Nick was, I thought. He was there on his deck. He’d made note of the slalom times. Now he cut his eyes at me, letting me know this had flashed through his mind, too.

“We didn’t have to see her,” he said. “Any snowboarder knows this about the sport. Women aren’t anything compared with men. Hayden won lessons with Daisy Delaney, right? Pit Daisy Delaney against Shaun White. He’d crush her. Hell, pit Daisy Delaney against Mason Aguirre.”

“Yeah!” Gavin took up the challenge. “Did you see the X Games on TV a couple of weeks ago? The guys stick 1260s on the slopestyle. They throw down back-to-back 1080s in the half-pipe or it’s not even considered a run. The girls are lucky if they land a 900.” He then created a range of Daisy Delaney slap-downs with every famous male snowboarder he could think of. Davis laughed, and he quietly offered suggestions when Gavin ran out of ideas. Chloe kept breaking in with protests, and Liz kept saying, “But …” From their separate places around the pool, all four of them waded closer as the talk got more heated, until they surrounded Nick and me on all sides.

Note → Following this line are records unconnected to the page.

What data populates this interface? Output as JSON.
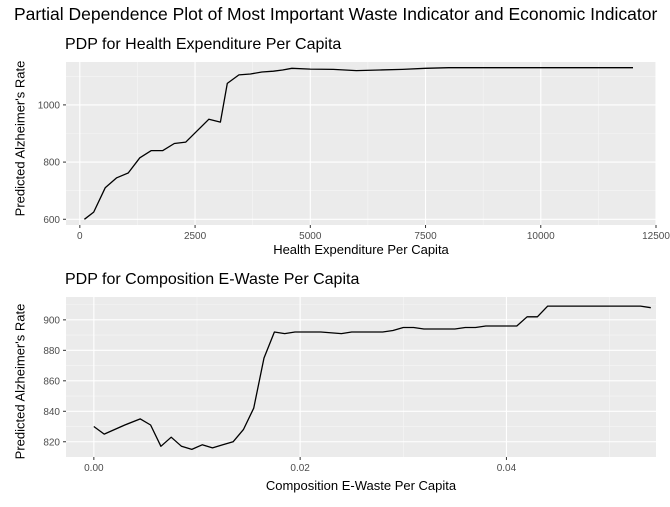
{
  "figure": {
    "title": "Partial Dependence Plot of Most Important Waste Indicator and Economic Indicator"
  },
  "chart_data": [
    {
      "type": "line",
      "title": "PDP for Health Expenditure Per Capita",
      "xlabel": "Health Expenditure Per Capita",
      "ylabel": "Predicted Alzheimer's Rate",
      "xlim": [
        -300,
        12500
      ],
      "ylim": [
        580,
        1150
      ],
      "xticks": [
        0,
        2500,
        5000,
        7500,
        10000,
        12500
      ],
      "xtick_labels": [
        "0",
        "2500",
        "5000",
        "7500",
        "10000",
        "12500"
      ],
      "yticks": [
        600,
        800,
        1000
      ],
      "ytick_labels": [
        "600",
        "800",
        "1000"
      ],
      "grid": true,
      "x": [
        100,
        300,
        550,
        800,
        1050,
        1300,
        1550,
        1800,
        2050,
        2300,
        2550,
        2800,
        3050,
        3200,
        3450,
        3700,
        3950,
        4200,
        4400,
        4600,
        5000,
        5500,
        6000,
        6500,
        7000,
        7500,
        8000,
        9000,
        10000,
        11000,
        12000
      ],
      "y": [
        600,
        625,
        710,
        745,
        762,
        815,
        840,
        840,
        865,
        870,
        910,
        950,
        940,
        1075,
        1105,
        1108,
        1115,
        1118,
        1122,
        1128,
        1125,
        1124,
        1120,
        1122,
        1124,
        1128,
        1130,
        1130,
        1130,
        1130,
        1130
      ]
    },
    {
      "type": "line",
      "title": "PDP for Composition E-Waste Per Capita",
      "xlabel": "Composition E-Waste Per Capita",
      "ylabel": "Predicted Alzheimer's Rate",
      "xlim": [
        -0.0027,
        0.0545
      ],
      "ylim": [
        810,
        915
      ],
      "xticks": [
        0.0,
        0.02,
        0.04
      ],
      "xtick_labels": [
        "0.00",
        "0.02",
        "0.04"
      ],
      "yticks": [
        820,
        840,
        860,
        880,
        900
      ],
      "ytick_labels": [
        "820",
        "840",
        "860",
        "880",
        "900"
      ],
      "grid": true,
      "x": [
        0.0,
        0.001,
        0.003,
        0.0045,
        0.0055,
        0.0065,
        0.0075,
        0.0085,
        0.0095,
        0.0105,
        0.0115,
        0.0125,
        0.0135,
        0.0145,
        0.0155,
        0.0165,
        0.0175,
        0.0185,
        0.0195,
        0.0205,
        0.022,
        0.024,
        0.025,
        0.026,
        0.027,
        0.028,
        0.029,
        0.03,
        0.031,
        0.032,
        0.033,
        0.034,
        0.035,
        0.036,
        0.037,
        0.038,
        0.039,
        0.04,
        0.041,
        0.042,
        0.043,
        0.044,
        0.045,
        0.046,
        0.047,
        0.048,
        0.049,
        0.05,
        0.051,
        0.052,
        0.053,
        0.054
      ],
      "y": [
        830,
        825,
        831,
        835,
        831,
        817,
        823,
        817,
        815,
        818,
        816,
        818,
        820,
        828,
        842,
        875,
        892,
        891,
        892,
        892,
        892,
        891,
        892,
        892,
        892,
        892,
        893,
        895,
        895,
        894,
        894,
        894,
        894,
        895,
        895,
        896,
        896,
        896,
        896,
        902,
        902,
        909,
        909,
        909,
        909,
        909,
        909,
        909,
        909,
        909,
        909,
        908
      ]
    }
  ]
}
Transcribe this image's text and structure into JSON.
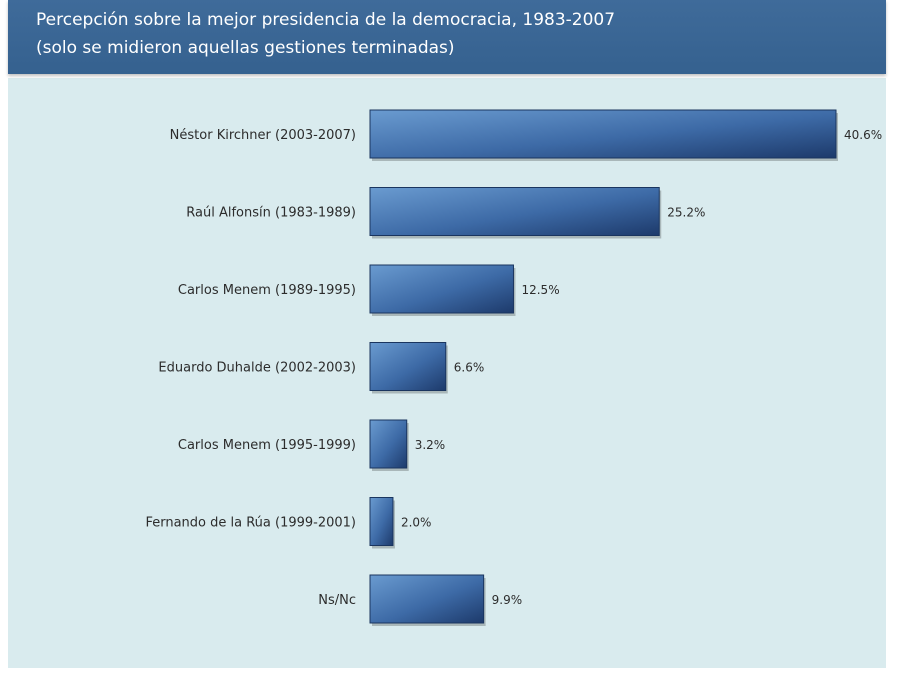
{
  "header": {
    "title_line_1": "Percepción sobre la mejor presidencia de la democracia, 1983-2007",
    "title_line_2": "(solo se midieron aquellas gestiones terminadas)"
  },
  "colors": {
    "banner": "#3a6795",
    "plot_background": "#d9ebee",
    "bar_light": "#5b8fc7",
    "bar_dark": "#1f3f73"
  },
  "chart_data": {
    "type": "bar",
    "orientation": "horizontal",
    "title": "Percepción sobre la mejor presidencia de la democracia, 1983-2007",
    "subtitle": "(solo se midieron aquellas gestiones terminadas)",
    "categories": [
      "Néstor Kirchner (2003-2007)",
      "Raúl Alfonsín (1983-1989)",
      "Carlos Menem (1989-1995)",
      "Eduardo Duhalde (2002-2003)",
      "Carlos Menem (1995-1999)",
      "Fernando de la Rúa (1999-2001)",
      "Ns/Nc"
    ],
    "values": [
      40.6,
      25.2,
      12.5,
      6.6,
      3.2,
      2.0,
      9.9
    ],
    "value_labels": [
      "40.6%",
      "25.2%",
      "12.5%",
      "6.6%",
      "3.2%",
      "2.0%",
      "9.9%"
    ],
    "unit": "%",
    "xlim": [
      0,
      40.6
    ],
    "grid": false,
    "legend": "none"
  }
}
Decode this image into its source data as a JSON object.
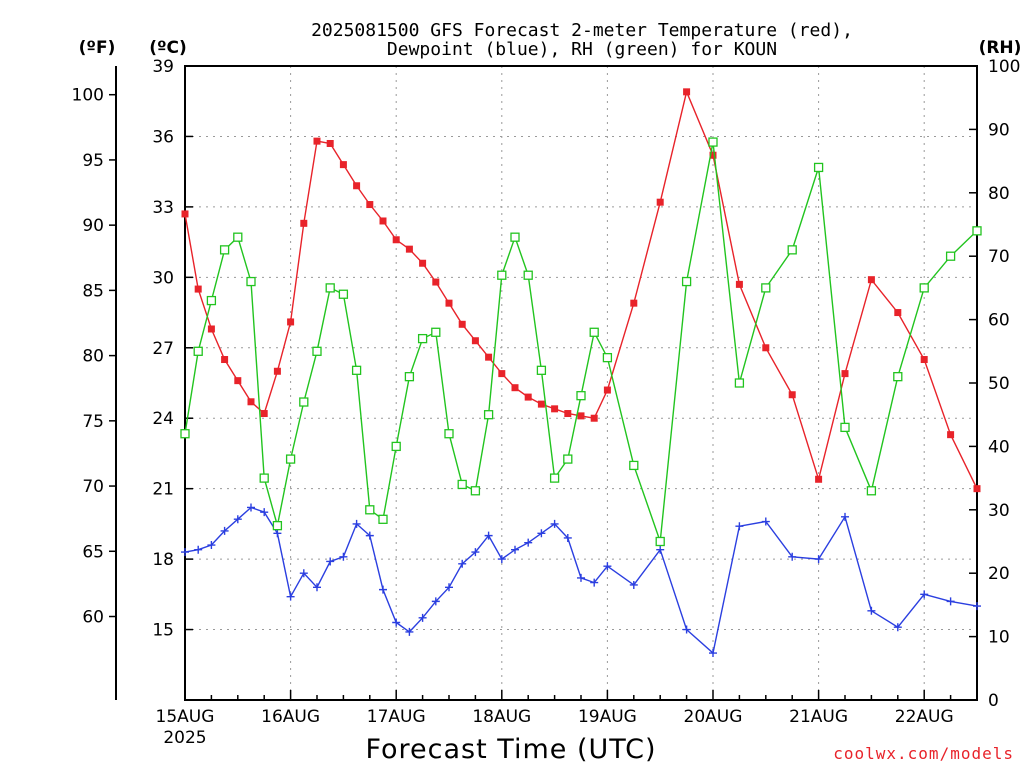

But I didn’t really hear them anymore. I stared at Nick in front of me. He stared back. We’d set this argument in motion, and now it kept rolling without us. No one seemed to notice we’d dropped out. I watched him, hoping I’d get some sign he was just kidding.

He watched me, too. But he never winked or made any move to break the tension. Everything he’d said about girls versus boys, he’d meant.

“So, you think you could have beaten the first-place guy?” I asked Nick.

He knew I’d said something. But he was listening to Gavin, and he couldn’t hear me over the guffaws. With a last dark look at me, he turned toward the other boys and laughed.

I was angry now, truly angry. I’d worked hard to win that competition, and it did mean something. I slogged through the warm water and cold air, stopping right in front of him, my tummy only inches from his knees where he sat on the stairs. I said again, “Nick, you really think you could have beaten the first-place guy today if you’d only bothered to enter the competition?”